A recommendation system with built-in A/B testing infrastructure, statistical analysis, and KPI tracking — built from scratch in Python.
┌─────────────────────────────────────────────────────────────┐
│ FastAPI (app.py) │
└────────────┬──────────────┬───────────────┬────────────────-┘
│ │ │
┌────────▼──────┐ ┌────▼──────┐ ┌────▼──────────┐
│ recommenders │ │ ab_testing│ │ tracking │
│ ├── cf.py │ │ ├─manager │ │ interaction │
│ ├── content │ │ └─logger │ │ _tracker │
│ └── simil.. │ └───────────┘ └───────────────┘
└───────┬───────┘
│
┌───────▼───────┐ ┌──────────────┐ ┌───────────────┐
│ features/ │ │ analysis.py │ │ metrics.py │
│ item_feat.. │ │ (KPIs) │ │ (pure math) │
└───────────────┘ └──────┬───────┘ └───────────────┘
│
┌──────────▼──────────┐
│ significance.py │
│ interpretation.py │
└─────────────────────┘
Idea: users who agreed in the past will agree in the future.
- Build a weighted user-item interaction matrix (view=1, click=3, purchase=5)

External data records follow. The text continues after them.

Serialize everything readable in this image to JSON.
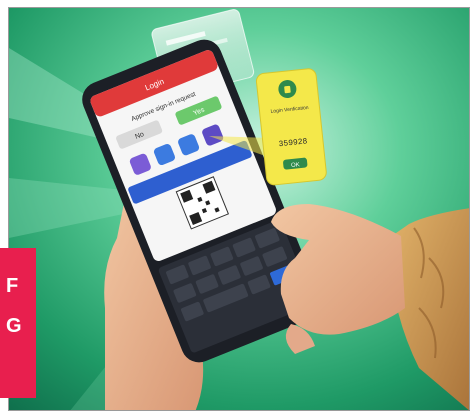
{
  "badge": {
    "line1": "F",
    "line2": "G"
  },
  "phone_screen": {
    "header_title": "Login",
    "prompt_text": "Approve sign-in request",
    "deny_label": "No",
    "approve_label": "Yes"
  },
  "auth_card": {
    "title": "Login Verification",
    "code": "359928",
    "button_label": "OK"
  },
  "colors": {
    "background_green": "#2fae6f",
    "badge": "#e81f4e",
    "card_yellow": "#f4e84a",
    "sleeve": "#c9924a",
    "phone_body": "#1c1f26"
  }
}
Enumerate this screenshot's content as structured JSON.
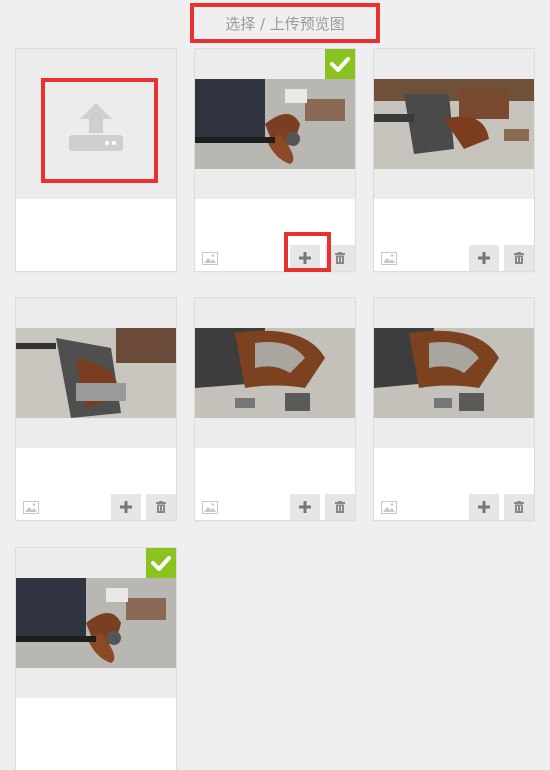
{
  "header": {
    "title": "选择 / 上传预览图"
  },
  "cards": [
    {
      "id": "upload",
      "icon": "upload-icon"
    },
    {
      "id": "1",
      "selected": true
    },
    {
      "id": "2",
      "selected": false
    },
    {
      "id": "3",
      "selected": false
    },
    {
      "id": "4",
      "selected": false
    },
    {
      "id": "5",
      "selected": false
    },
    {
      "id": "6",
      "selected": true
    }
  ],
  "icons": {
    "check": "check-icon",
    "image": "image-icon",
    "add": "plus-icon",
    "delete": "trash-icon"
  },
  "colors": {
    "highlight": "#e83232",
    "selected": "#8ac220",
    "background": "#efefef"
  }
}
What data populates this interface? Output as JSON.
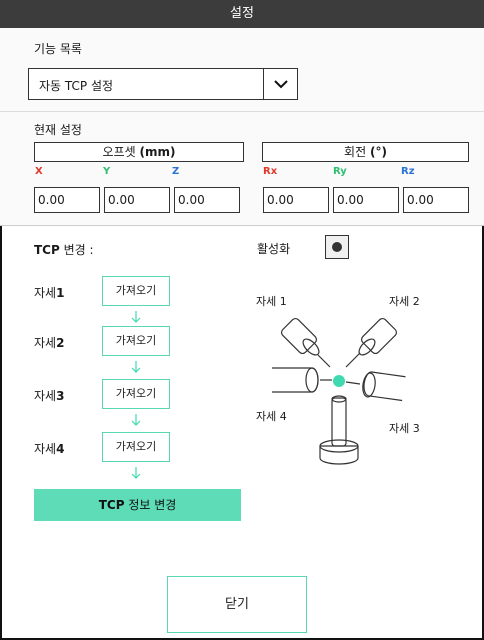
{
  "window": {
    "title": "설정"
  },
  "function_list": {
    "label": "기능 목록",
    "selected": "자동 TCP 설정",
    "dropdown_icon": "chevron-down-icon"
  },
  "current_settings": {
    "label": "현재 설정",
    "offset_header": "오프셋",
    "offset_unit": "(mm)",
    "rotation_header": "회전",
    "rotation_unit": "(°)",
    "axes": [
      {
        "name": "X",
        "value": "0.00",
        "color": "#e0392b"
      },
      {
        "name": "Y",
        "value": "0.00",
        "color": "#2fbf71"
      },
      {
        "name": "Z",
        "value": "0.00",
        "color": "#2a73d6"
      },
      {
        "name": "Rx",
        "value": "0.00",
        "color": "#e0392b"
      },
      {
        "name": "Ry",
        "value": "0.00",
        "color": "#2fbf71"
      },
      {
        "name": "Rz",
        "value": "0.00",
        "color": "#2a73d6"
      }
    ]
  },
  "tcp_change": {
    "label_bold": "TCP",
    "label_rest": " 변경 :",
    "active_label": "활성화",
    "steps": [
      {
        "label": "자세",
        "num": "1",
        "button": "가져오기"
      },
      {
        "label": "자세",
        "num": "2",
        "button": "가져오기"
      },
      {
        "label": "자세",
        "num": "3",
        "button": "가져오기"
      },
      {
        "label": "자세",
        "num": "4",
        "button": "가져오기"
      }
    ],
    "apply_bold": "TCP",
    "apply_rest": " 정보 변경"
  },
  "diagram": {
    "pose1": "자세 1",
    "pose2": "자세 2",
    "pose3": "자세 3",
    "pose4": "자세 4",
    "accent": "#3fd9b0"
  },
  "footer": {
    "close_label": "닫기"
  }
}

- Compute pairwise cosine similarity between users
- Find the top-K nearest neighbours for the target user
- Score unseen items by
Σ similarity × neighbour_weightand return top-N - Cold-start fill: items with zero interactions from anyone are scored via content similarity to the user's liked items (discounted ×0.05) and appended after the top-N CF results — they can never be crowded out by the count limit
Strength: discovers unexpected items through shared taste communities
Weakness: cold start for new users with no interaction history at all
Idea: recommend items similar to what this user has already liked.
- Build item feature vectors: TF-IDF on description + weighted category indicator (
__cat_prefix, weight 3.0) - Pre-compute pairwise item-item cosine similarity; cache invalidates immediately when any item is added
- For the target user's liked items, look up similar items and score by
Σ item_similarity × user_interaction_weight - Cold-start fallback: users with no history receive items ranked by average similarity to all other items (most representative items in the catalog)
Strength: new items appear in results as soon as they are added; no cross-user data needed
Weakness: filter bubble — recommends more of the same
1. POST /ab_tests → create a test (control=v1, treatment=v2)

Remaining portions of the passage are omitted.